Land Use Planning and Leasing Reform

Through the planning process the BLM determines what lands will be available for oil and gas leasing, what lease stipulations will be applied to lease parcels prior to leasing to protect other resource values and what “conditions of approval” will be placed on the applications for permit to drill (APDs) to add additional resource protection. The land use planning process, mandated under the Federal Land Policy Management Act (FLPMA), requires extensive collaboration with local, state and tribal governments, the general public, local user groups and various industries on how the Federal lands will be used.  

New oil and gas operations using best management practices typically use fewer than than 5 percent of the surface area of the lease. This leaves the remaining land open for other uses. After oil and gas development is complete, the BLM requires reclamation of the land to return all land to multiple-use. Less than 1 percent of the total acreage managed by the BLM experiences surface disturbance from oil and gas activity.

In order to identify resource conflicts earlier in the leasing process, the BLM instituted three-pronged approach to leasing reform, which includes standardizing lease requirements for consistency and fairness, providing a more thorough lease-sale parcel review process, and analyzing leasing and development areas defined in master leasing plans.

Reducing Imacts  

Leasing decisions are analyzed thoroughly in the course of preparing the land management plan/environmental impact statement (EIS), which addresses the cumulative impacts of leasing, exploration, and development.  These EISs include: a reasonably foreseeable development scenario for long-term oil and gas development (for example, an estimate of the number of oil and gas wells that might be drilled); a cumulative impact analysis of existing and anticipated oil and gas activity; and lease stipulations that will be attached to each lease to ensure environmental protection.

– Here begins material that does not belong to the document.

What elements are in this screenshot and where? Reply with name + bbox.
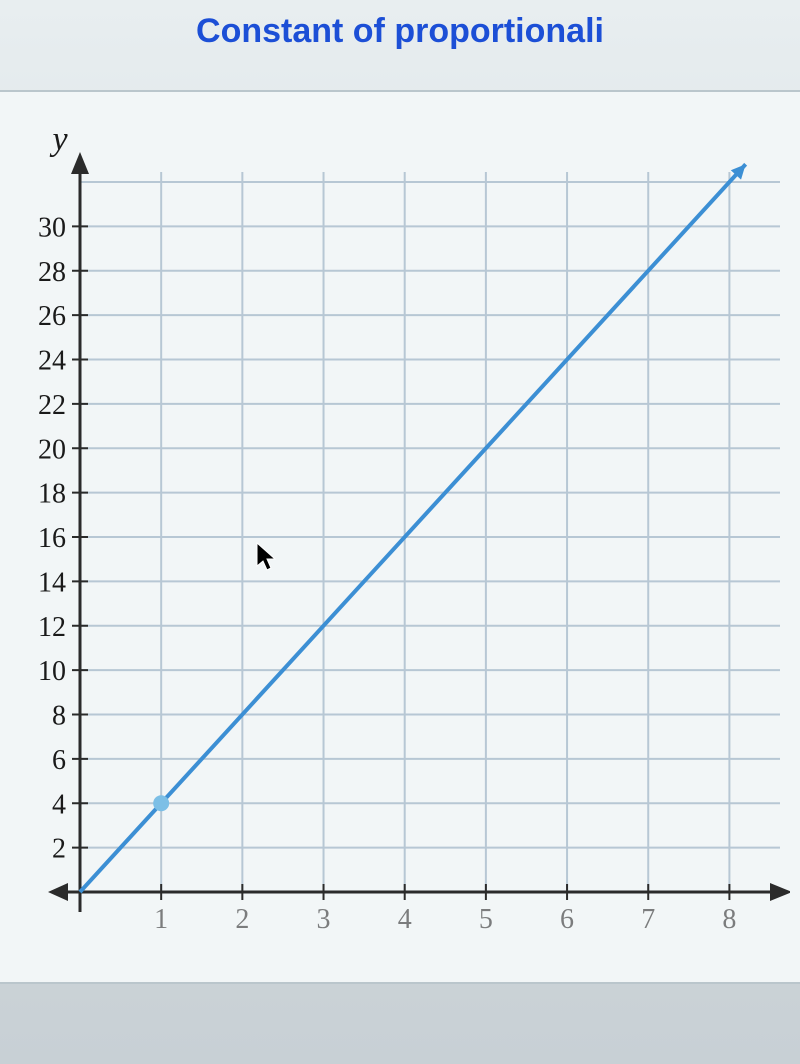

All leases come with stipulations to protect the environment. They can also include specific restrictions, such as limits on seasons when drilling can occur and restrictions on surface occupancy by oil and gas operators.

The EIS determines the site-specific need for various types of impact-limiting or "mitigation" measures. These measures can include revegetation to curb erosion and the spread of weeds, placement and color of structures and machinery to reduce visual impacts, buffer zones so as not to impact wildlife habitat, and underground placement of powerlines. In addition, many operators routinely use best management practices -- such as remote sensing to monitor well production, which minimizes traffic to the site.

A second level of environmental analysis is conducted at the APD stage for each new oil and gas well.  These analyses include: 

Site-specific mitigation (environmental protection) measures in the form of “conditions of approval” that are attached to every single permit without exception.  These are protection measures in addition to lease stipulations.

  • A finding of “significant” or “no significant” impact for each action and/or permit.
  • Consultation with other Federal regulatory agencies in accordance with other statutes such as the Endangered Species Act, National Historic Preservation Act, the Clean Water Act and others.
  • Public notification and/or review.
  • Coordination with appropriate local, state, and Federal agencies.

The final result of this multi-layered environmental review is a series of stipulations, conditions of approval, or industry proposals that provide for environmental protection.